1. "The Magnet" (6:07) is a vibrant, intricately arranged song with stellar performances from all band members-- especially the way the guitars and keyboards mimic and weave in and out of each other's shadows. I love the pace of this one. A pretty-near flawless song and my favorite on the album. (10/10)

2. "Remember Where You Were" (7:43). Though new keyboard player Reinhardt McGeddon shone on the opening song, this is the one which really puts on full display his tremendous talents--layers and layers worth. The pacing of this song is a bit slow and syncopated for my tastes--or perhaps I find it difficult to match the rhythm section's play with the vocal and keyboard play. (Are they playing on the same song?) It almost has a Lamb Lies Down on Broadway "In the Cage" feel to it. (8/10)

3. "Dr. Abraham" (8:11) opens with a full low end, drumming on full display, with organ and guitars diddling in the background. When the vocals enter things cohere and then the music shape-shifts beneath. Over the course of the first two minutes I am befuddled by the sudden and, to my ears, incongruous time and dynamic shifts. The story about some kind of Doctor Abraham is told with quite some emotion--and, in the fourth minute, with two separate vocal lines going on simultaneously. Meanwhile, the heavy rhythm section and noodling organ and synths continue to play as if they are oblivious to one another. One of those songs whose choices for musical and vocal expression mystify me. The slow build from 5:00 to 6:00 is cool. The drummer is very good, but maybe a little too busy--which is a distraction for me. The "lamination" finale is just weird. (7/10)

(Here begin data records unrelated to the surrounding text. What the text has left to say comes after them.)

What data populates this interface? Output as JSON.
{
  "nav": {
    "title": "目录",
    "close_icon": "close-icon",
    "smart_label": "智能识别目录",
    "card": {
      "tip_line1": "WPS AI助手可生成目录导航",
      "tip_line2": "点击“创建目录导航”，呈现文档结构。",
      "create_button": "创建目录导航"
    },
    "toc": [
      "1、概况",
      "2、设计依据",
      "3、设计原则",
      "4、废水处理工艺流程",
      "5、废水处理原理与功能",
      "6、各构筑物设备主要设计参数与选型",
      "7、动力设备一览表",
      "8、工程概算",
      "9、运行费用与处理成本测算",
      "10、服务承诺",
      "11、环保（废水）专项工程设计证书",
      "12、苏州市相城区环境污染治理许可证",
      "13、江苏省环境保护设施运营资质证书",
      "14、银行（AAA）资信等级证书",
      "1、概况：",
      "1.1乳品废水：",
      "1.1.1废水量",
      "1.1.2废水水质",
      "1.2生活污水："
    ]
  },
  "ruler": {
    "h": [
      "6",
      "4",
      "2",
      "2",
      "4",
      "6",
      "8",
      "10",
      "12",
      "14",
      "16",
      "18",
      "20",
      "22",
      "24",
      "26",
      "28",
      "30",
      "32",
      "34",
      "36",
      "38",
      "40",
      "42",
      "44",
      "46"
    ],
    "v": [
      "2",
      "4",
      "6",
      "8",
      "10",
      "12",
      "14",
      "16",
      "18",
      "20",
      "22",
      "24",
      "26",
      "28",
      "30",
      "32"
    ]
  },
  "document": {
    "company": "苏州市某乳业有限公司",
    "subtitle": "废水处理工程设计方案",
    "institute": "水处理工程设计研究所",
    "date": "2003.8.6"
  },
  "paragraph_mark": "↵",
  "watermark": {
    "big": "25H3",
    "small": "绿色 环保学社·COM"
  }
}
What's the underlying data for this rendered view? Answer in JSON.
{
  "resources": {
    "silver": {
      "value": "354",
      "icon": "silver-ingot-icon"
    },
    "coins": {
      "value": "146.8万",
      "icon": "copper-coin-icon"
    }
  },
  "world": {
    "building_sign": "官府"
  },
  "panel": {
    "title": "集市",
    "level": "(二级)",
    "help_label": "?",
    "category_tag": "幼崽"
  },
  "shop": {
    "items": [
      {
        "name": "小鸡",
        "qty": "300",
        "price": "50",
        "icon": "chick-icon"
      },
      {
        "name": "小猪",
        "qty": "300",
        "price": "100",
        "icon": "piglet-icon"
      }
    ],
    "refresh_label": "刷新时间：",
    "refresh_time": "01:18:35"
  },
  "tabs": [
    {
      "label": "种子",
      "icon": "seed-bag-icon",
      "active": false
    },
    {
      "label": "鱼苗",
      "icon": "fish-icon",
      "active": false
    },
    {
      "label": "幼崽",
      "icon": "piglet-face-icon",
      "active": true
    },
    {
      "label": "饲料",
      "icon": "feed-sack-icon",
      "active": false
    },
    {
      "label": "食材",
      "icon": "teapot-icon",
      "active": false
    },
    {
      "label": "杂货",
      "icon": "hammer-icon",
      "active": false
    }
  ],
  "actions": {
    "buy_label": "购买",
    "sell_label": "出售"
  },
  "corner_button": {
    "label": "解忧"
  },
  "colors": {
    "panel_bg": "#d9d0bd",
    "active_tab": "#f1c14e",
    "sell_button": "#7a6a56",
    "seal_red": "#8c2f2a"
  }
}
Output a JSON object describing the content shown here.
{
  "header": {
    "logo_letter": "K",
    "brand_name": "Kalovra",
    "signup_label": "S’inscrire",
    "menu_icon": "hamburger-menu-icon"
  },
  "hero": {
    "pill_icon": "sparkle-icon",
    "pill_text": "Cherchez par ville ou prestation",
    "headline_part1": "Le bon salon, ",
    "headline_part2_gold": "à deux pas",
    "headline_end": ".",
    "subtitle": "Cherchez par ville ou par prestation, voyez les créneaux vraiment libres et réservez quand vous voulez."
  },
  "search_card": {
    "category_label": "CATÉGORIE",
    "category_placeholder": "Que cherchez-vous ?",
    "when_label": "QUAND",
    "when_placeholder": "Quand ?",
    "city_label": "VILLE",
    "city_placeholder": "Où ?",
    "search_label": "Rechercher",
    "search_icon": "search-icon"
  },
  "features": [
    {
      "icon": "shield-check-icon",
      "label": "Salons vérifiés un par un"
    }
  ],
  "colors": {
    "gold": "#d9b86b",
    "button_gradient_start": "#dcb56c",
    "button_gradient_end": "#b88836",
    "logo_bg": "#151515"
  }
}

4. "The Fox in the Hole" (4:45) opens with violin and acoustic guitars weaving a kind of medieval tapestry. Vocals soon join in--later to be joined by bass and drums and other multiple other voices. Electric guitar and organ 7 synths fill in the weave as the scattered, layered multiple vocals play around the sound field. Interesting. Adventurous. A top three song for me. (9/10)

6. "Wasp in a Wig" (6:16) opens in standard rock form with a pleasant lower register singing voice singing a fairly normal, straightforward vocal. At 1:10 the music drops and bass chord play are all we are left with. Gradually, a jazzy kind of collaboration builds before the vocals resume for a bit. A very nice drum and keyboard/synth solo ensue into the fourth minute. The vocals rejoin and sing with feeling as they are harmonized by the borther's background voice. (I've never been able to pinpoint which of the McGowan brothers is which.) Another synth solo fills a chunk of the fifth minute before a GG three-way vocal weave takes over. The final minute recapitulates the 1:10 quiet section with gentle key chords, drums and vocalise. Another top three song. (9/10)

7. "The White Book" (9:57) is the longest album on the album. As the band are fond of doing, The Tea Club use this temporal expanse to patiently explore several tangents--one full of subtlety and delicacy, the other with bombast and layers woven into one. My fourth top three song. (9/10)

4.5 stars; a near-masterpiece of progressive rock music.